Observable Graphs

TL;DR

This paper characterizes observable and partly observable edge-colored directed graphs, providing polynomial algorithms for decision problems and showing the complexity of assigning colors for observability, with implications for autonomous agent localization.

Contribution

It offers a complete characterization of observability in graphs, algorithms for deciding and computing observability, and complexity results for coloring problems to ensure observability.

Findings

Polynomial algorithms for observability decision problems

Minimal observations grow quadratically with graph size

Coloring for observability is NP-complete

Abstract

An edge-colored directed graph is \emph{observable} if an agent that moves along its edges is able to determine his position in the graph after a sufficiently long observation of the edge colors. When the agent is able to determine his position only from time to time, the graph is said to be \emph{partly observable}. Observability in graphs is desirable in situations where autonomous agents are moving on a network and one wants to localize them (or the agent wants to localize himself) with limited information.
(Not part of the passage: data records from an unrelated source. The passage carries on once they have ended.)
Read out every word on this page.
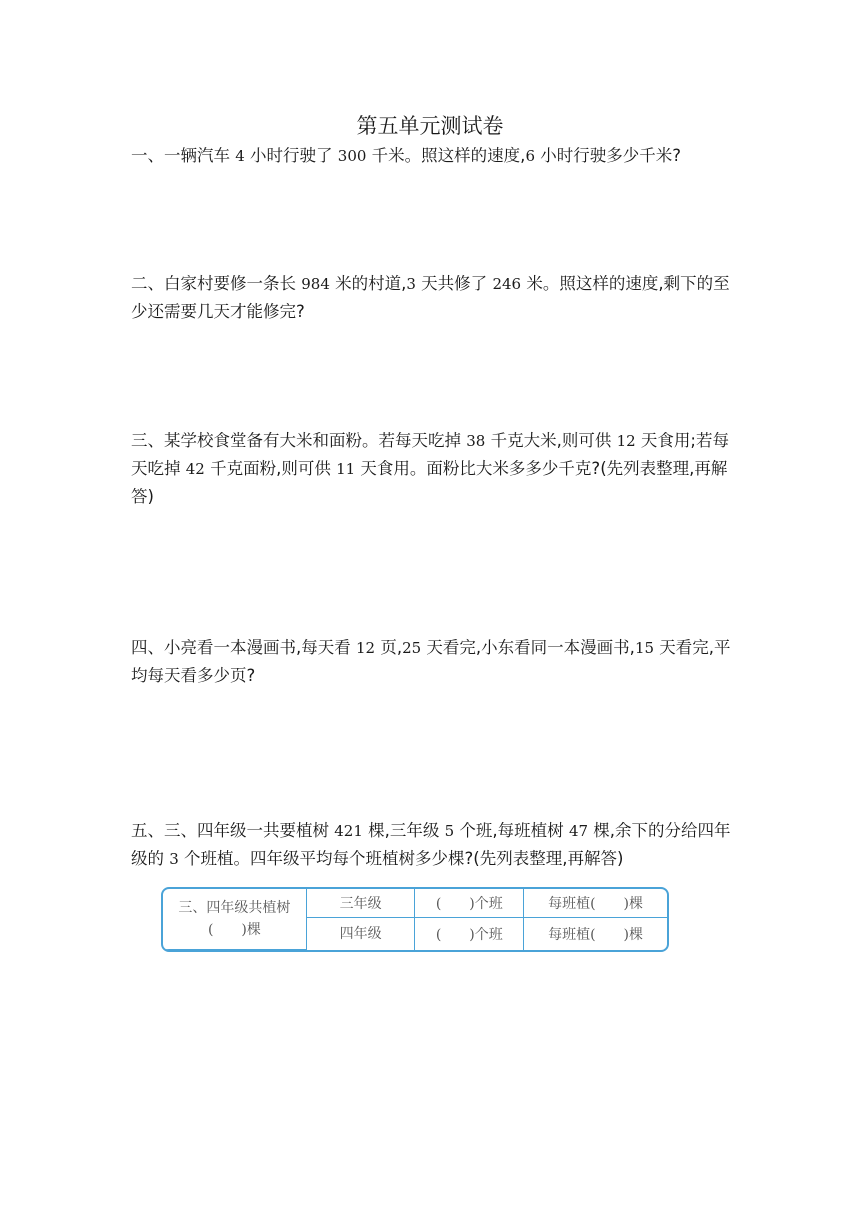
第五单元测试卷

一、一辆汽车 4 小时行驶了 300 千米。照这样的速度,6 小时行驶多少千米?

二、白家村要修一条长 984 米的村道,3 天共修了 246 米。照这样的速度,剩下的至少还需要几天才能修完?

三、某学校食堂备有大米和面粉。若每天吃掉 38 千克大米,则可供 12 天食用;若每天吃掉 42 千克面粉,则可供 11 天食用。面粉比大米多多少千克?(先列表整理,再解答)

四、小亮看一本漫画书,每天看 12 页,25 天看完,小东看同一本漫画书,15 天看完,平均每天看多少页?

五、三、四年级一共要植树 421 棵,三年级 5 个班,每班植树 47 棵,余下的分给四年级的 3 个班植。四年级平均每个班植树多少棵?(先列表整理,再解答)

三、四年级共植树(　　)棵	三年级	(　　)个班	每班植(　　)棵
	四年级	(　　)个班	每班植(　　)棵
In this paper, we completely characterize observable and partly observable graphs and show how these concepts relate to observable discrete event systems and to local automata. Based on these characterizations, we provide polynomial time algorithms to decide observability, to decide partial observability, and to compute the minimal number of observations necessary for finding the position of an agent. In particular we prove that in the worst case this minimal number of observations increases quadratically with the number of nodes in the graph. From this it follows that it may be necessary for an agent to pass through the same node several times before he is finally able to determine his position in the graph. We then consider the more difficult question of assigning colors to a graph so as to make it observable and we prove that two different versions of this problem are NP-complete.